Denn ein anderes Eingeständis, welches an Anfänger gemacht wurde, ist, dass der Schwierigkeitsgrad sehr niedrig ist. Normal ist zwar die tiefste Stufe, hätte aber eher den Titel leicht verdient. Selbst ohne den ein oder anderen Trick zu nutzen, um zu leveln, sind quasi nach den ersten paar Spielstunden alle eigenen Figuren dezent übermächtig und der Großteil des Spiels kinderleicht.

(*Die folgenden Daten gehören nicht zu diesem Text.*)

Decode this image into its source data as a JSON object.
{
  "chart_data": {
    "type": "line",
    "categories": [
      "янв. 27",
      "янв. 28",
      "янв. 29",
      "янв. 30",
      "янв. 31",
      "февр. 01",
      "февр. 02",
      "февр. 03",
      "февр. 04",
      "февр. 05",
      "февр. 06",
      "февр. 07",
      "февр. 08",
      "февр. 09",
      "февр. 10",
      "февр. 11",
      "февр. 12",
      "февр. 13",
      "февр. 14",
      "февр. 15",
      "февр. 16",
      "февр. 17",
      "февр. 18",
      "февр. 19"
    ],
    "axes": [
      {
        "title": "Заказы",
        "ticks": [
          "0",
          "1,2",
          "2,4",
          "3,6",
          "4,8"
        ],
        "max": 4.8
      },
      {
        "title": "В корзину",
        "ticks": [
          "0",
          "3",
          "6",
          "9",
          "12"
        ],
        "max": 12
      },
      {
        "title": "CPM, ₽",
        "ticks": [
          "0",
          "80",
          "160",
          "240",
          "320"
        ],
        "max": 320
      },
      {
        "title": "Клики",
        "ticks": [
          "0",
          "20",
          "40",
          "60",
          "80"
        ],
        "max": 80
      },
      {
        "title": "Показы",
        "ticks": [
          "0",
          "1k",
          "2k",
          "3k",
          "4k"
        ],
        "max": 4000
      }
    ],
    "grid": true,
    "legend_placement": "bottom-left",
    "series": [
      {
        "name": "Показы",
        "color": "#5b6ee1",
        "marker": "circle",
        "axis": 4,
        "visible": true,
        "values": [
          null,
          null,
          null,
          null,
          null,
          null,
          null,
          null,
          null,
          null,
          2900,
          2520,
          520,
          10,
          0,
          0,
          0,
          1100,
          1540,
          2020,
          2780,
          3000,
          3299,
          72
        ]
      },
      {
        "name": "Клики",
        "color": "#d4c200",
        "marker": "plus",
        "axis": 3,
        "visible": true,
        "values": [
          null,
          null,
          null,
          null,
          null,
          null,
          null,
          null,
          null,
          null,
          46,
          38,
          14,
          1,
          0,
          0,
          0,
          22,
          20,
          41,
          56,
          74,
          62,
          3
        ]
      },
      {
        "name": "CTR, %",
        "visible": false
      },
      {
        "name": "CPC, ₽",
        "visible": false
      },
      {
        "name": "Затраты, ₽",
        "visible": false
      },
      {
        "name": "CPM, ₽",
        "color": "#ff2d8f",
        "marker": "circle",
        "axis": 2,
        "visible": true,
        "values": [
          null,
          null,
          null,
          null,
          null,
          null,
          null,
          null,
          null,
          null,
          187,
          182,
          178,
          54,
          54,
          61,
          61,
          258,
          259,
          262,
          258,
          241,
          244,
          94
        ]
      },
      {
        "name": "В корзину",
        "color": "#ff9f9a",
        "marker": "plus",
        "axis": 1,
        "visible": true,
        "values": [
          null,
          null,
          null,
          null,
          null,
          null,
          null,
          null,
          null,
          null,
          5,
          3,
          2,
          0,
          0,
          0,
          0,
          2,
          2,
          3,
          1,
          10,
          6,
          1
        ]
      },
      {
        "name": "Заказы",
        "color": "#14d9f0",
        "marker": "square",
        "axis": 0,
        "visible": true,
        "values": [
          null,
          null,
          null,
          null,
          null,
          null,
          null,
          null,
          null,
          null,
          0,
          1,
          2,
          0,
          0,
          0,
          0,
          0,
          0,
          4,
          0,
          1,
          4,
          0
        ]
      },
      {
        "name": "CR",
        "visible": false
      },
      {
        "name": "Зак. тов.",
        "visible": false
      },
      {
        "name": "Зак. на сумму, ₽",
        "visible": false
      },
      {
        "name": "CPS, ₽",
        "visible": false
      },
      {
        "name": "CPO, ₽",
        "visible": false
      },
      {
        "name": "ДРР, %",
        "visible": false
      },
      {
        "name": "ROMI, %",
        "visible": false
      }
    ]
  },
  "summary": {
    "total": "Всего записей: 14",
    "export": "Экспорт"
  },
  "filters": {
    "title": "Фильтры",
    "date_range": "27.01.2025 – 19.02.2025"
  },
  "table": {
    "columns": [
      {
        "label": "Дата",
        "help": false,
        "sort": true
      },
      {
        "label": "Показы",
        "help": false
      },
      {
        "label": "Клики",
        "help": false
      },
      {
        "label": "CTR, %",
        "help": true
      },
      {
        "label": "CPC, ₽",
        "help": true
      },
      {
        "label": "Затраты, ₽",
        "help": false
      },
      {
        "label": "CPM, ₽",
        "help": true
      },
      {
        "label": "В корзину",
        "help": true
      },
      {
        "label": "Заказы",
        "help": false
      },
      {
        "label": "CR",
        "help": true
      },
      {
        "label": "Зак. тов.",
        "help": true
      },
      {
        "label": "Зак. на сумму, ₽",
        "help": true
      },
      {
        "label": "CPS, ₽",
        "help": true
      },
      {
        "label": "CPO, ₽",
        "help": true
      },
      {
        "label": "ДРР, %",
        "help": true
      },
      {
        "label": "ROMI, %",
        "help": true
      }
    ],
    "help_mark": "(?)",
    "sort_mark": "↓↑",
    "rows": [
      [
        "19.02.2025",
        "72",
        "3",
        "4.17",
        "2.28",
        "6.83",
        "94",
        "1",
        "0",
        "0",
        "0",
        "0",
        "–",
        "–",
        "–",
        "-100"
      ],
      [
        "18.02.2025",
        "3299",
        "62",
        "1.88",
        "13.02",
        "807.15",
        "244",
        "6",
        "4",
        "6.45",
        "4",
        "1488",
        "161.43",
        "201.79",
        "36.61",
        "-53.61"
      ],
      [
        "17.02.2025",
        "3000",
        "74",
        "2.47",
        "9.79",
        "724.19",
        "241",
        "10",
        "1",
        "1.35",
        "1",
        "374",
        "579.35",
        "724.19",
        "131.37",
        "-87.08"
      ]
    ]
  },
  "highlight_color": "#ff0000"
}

Wer aber diesen Fallen ausweicht, kann sich auf eine große Herausforderung freuen. Zudem ist gerade das Klassensystem sehr tiefgründig, habt ihr doch die Möglichkeit, eure Figuren unterschiedlich zu entwickeln, da jede Figur am Anfang eine Basisklasse hat, die in den meisten Fällen jeweils zwei weiterführende Klassen besitzt. Für die Perfektionisten gibt es sogar die Möglichkeit, die eigene Figur wieder in die Basisklasse auf Level 1 zurückzuversetzen, wobei gleichzeitig die Boni auf die Werte der Figur größtenteils beibehalten bleiben. Auf diese Art und Weise kann man seine Kämpfer wirklich ausgiebig trainieren. Gerade, wenn man einen Charakter hat, in den man viel Zeit gesteckt hat, bangt man umso mehr in jedem Duell um dessen Leben, da er einem Stück für Stücks ans Herz wächst.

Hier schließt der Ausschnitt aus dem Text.